If I leaned in, it wouldn’t be a surprise. It’d be the next brick in a line we’ve been laying for days—small touches, quiet confessions, glances that hold too long. Of course, it would end like this. A kiss that might undo us or finally name what we’ve been circling around.
Her pupils are wide as she looks up, like she’s daring me to do it. The ribbon at her wrist trembles once, then goes still. I can feel the exact inch where my restraint begins, and the edge where I’m already thinking of letting it slip.
I wait for her to move first—and she does. Barely. A single, torturous inch.
I’m gonna fucking do it. Kiss her because I want to. Because I’ve wanted to for days. Maybe longer.
“Wells!” Isla yells from down the row.
We both startle. Blink. Lean back at the same time. No lips. No ruin. I guess I’ll have to keep wondering what she would’ve tasted like.
“Do you have the spare matches?” Isla carries on, oblivious. “Jack spilled the cider again and put out half the table!”
Elsie laughs once, startled and bright, then swallows it back.
I scrub a hand over my mouth and stand.
She smiles, trying for casual. “I should—”
“Matches,” I say, patting my coat until I find the tin. “Here. You can be the Old Twelvey savior this year.”
The stricken look on her face would almost be funny if it didn’t ache so much. If it didn’t remind me that she’s still planning to leave. Before the season’s end, she means to walk away and rid herself of this town—of me—forever.
I hand her the tin like it might cool the moment back down. Our fingers brush, soft and tentative, and then don’t.
“I’ll walk you in,” I say before I can stop myself. “Path’s slick.”
“Good thinking,” she murmurs. “We both know how clumsy I can be.”
We take the lane single file until it widens, then side by side. The crowd presses close again. Someone claps my shoulder. Someone else tells Elsie she read like a bell. She says thank you and keeps her eyes forward.
At the table, Isla takes the matches. “Took you long enough,” she says. “Cider donut?”
“I’ll pass.”
“I’m—” Elsie starts, then hesitates. “Maybe later.”
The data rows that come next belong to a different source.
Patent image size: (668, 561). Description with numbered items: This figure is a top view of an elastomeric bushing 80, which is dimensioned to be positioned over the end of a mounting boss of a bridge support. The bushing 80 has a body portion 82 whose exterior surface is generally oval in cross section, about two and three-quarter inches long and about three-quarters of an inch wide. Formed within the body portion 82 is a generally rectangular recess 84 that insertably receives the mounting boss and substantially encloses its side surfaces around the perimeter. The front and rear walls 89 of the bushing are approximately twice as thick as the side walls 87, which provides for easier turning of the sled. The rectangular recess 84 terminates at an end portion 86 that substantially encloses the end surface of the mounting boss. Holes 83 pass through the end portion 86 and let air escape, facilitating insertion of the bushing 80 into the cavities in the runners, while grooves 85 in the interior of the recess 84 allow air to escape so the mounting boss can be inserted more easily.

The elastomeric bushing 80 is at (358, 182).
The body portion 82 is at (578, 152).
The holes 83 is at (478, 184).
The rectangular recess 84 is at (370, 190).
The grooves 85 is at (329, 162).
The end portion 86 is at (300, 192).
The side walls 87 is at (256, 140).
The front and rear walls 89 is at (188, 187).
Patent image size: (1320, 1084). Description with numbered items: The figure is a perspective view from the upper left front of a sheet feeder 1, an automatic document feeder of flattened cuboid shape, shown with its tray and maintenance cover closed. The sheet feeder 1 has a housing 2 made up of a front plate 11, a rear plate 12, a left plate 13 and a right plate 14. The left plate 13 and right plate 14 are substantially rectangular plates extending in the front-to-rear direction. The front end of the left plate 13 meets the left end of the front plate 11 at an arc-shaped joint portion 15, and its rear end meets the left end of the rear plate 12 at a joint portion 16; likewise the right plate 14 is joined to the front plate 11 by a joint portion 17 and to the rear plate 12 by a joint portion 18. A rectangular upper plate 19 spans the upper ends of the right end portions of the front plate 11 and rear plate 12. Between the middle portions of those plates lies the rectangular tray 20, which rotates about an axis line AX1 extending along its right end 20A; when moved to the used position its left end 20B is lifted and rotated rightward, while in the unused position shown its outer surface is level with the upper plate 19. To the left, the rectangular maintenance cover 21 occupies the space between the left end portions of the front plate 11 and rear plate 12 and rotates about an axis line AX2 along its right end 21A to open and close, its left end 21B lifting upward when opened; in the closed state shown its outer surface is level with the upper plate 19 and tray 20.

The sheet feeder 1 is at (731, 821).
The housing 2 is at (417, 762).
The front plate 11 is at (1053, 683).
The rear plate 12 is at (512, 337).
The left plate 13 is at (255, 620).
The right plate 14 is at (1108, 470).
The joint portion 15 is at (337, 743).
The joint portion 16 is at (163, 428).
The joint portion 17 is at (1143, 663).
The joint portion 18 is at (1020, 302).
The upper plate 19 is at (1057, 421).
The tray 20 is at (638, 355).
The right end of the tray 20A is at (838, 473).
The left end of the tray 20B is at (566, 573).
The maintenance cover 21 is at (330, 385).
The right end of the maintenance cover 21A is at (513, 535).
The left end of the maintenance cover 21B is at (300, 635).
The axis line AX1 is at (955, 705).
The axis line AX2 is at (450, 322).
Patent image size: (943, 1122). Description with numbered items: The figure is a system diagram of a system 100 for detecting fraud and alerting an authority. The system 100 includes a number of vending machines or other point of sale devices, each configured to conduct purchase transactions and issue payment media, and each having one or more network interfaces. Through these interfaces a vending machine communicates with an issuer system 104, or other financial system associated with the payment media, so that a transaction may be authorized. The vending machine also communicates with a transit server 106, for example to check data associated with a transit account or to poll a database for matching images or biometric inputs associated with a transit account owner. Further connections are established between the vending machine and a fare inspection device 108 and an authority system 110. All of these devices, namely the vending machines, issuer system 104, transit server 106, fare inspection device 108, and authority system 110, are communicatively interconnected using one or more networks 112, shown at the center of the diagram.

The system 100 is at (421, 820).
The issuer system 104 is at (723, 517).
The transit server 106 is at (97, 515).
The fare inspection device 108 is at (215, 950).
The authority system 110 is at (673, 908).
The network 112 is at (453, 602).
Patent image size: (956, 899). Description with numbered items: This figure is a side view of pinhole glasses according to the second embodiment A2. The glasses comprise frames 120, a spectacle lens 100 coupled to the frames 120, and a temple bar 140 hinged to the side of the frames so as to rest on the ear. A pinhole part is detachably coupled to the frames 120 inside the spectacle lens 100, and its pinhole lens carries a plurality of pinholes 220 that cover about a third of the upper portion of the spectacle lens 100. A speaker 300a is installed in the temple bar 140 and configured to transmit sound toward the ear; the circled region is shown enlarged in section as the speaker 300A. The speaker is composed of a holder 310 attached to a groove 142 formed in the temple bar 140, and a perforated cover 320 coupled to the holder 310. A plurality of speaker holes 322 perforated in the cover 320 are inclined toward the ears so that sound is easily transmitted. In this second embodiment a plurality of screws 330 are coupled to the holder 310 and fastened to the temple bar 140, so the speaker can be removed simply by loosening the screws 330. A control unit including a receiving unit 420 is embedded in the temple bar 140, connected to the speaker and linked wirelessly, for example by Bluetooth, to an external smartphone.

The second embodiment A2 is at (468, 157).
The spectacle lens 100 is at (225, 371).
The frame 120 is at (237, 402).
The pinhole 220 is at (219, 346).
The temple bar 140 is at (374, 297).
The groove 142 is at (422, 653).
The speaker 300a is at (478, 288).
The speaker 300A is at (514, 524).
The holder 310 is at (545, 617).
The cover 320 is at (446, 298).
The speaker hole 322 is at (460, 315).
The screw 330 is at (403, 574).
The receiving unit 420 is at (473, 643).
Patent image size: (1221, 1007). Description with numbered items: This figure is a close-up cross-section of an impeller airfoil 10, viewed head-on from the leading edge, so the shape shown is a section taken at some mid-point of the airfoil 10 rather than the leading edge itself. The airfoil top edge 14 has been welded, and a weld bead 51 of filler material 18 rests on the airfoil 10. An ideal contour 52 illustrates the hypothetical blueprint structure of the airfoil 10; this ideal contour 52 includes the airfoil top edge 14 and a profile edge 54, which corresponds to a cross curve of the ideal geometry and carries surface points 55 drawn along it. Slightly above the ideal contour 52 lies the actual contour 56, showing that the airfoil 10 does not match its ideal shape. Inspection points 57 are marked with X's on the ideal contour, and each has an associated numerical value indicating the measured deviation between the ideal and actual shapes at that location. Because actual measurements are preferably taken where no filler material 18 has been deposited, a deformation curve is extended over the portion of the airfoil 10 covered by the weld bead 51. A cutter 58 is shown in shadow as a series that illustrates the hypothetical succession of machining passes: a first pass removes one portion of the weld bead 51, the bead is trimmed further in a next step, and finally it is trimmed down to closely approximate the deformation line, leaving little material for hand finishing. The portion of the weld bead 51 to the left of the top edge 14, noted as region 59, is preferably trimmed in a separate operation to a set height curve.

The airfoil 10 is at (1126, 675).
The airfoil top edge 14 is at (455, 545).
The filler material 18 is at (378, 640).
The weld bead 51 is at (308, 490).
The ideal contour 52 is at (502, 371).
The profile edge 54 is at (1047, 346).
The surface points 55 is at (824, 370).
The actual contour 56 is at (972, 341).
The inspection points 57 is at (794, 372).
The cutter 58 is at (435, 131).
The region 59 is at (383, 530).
Jack lifts a lantern and grins like a man who’s not in trouble. “Good line on those stakes.”
“Thanks for not kicking them over,” I tell him.
“Wasn’t for lack of trying,” Isla mutters.
He winks. “She threatened me with the tongs.”
Their bickering rolls on, easy and familiar. It’s at least one thing I can count on. Something grounded, unshakable, like the snow underfoot or the warmth of the braziers.
Elsie and I drift apart then, not by choice. People fold around us, and the task of the night reasserts itself. I find myself back at the far end, checking the last two candles, righting a tilting jar.
I relight one wick, watch the flame catch slowly. Then I stand there too long, hands in my pockets, replaying the almost in my head. It echoes like a struck bell. It’s sharp at first, then softer, then gone.
When I spot Elsie again, she’s by the bowl with Isla, her head bent. She looks up as if she already knew I was watching. Our eyes catch, and the space between us fills with want again.
It’s foolish, and it’s tender. It’s trouble waiting to be invited in.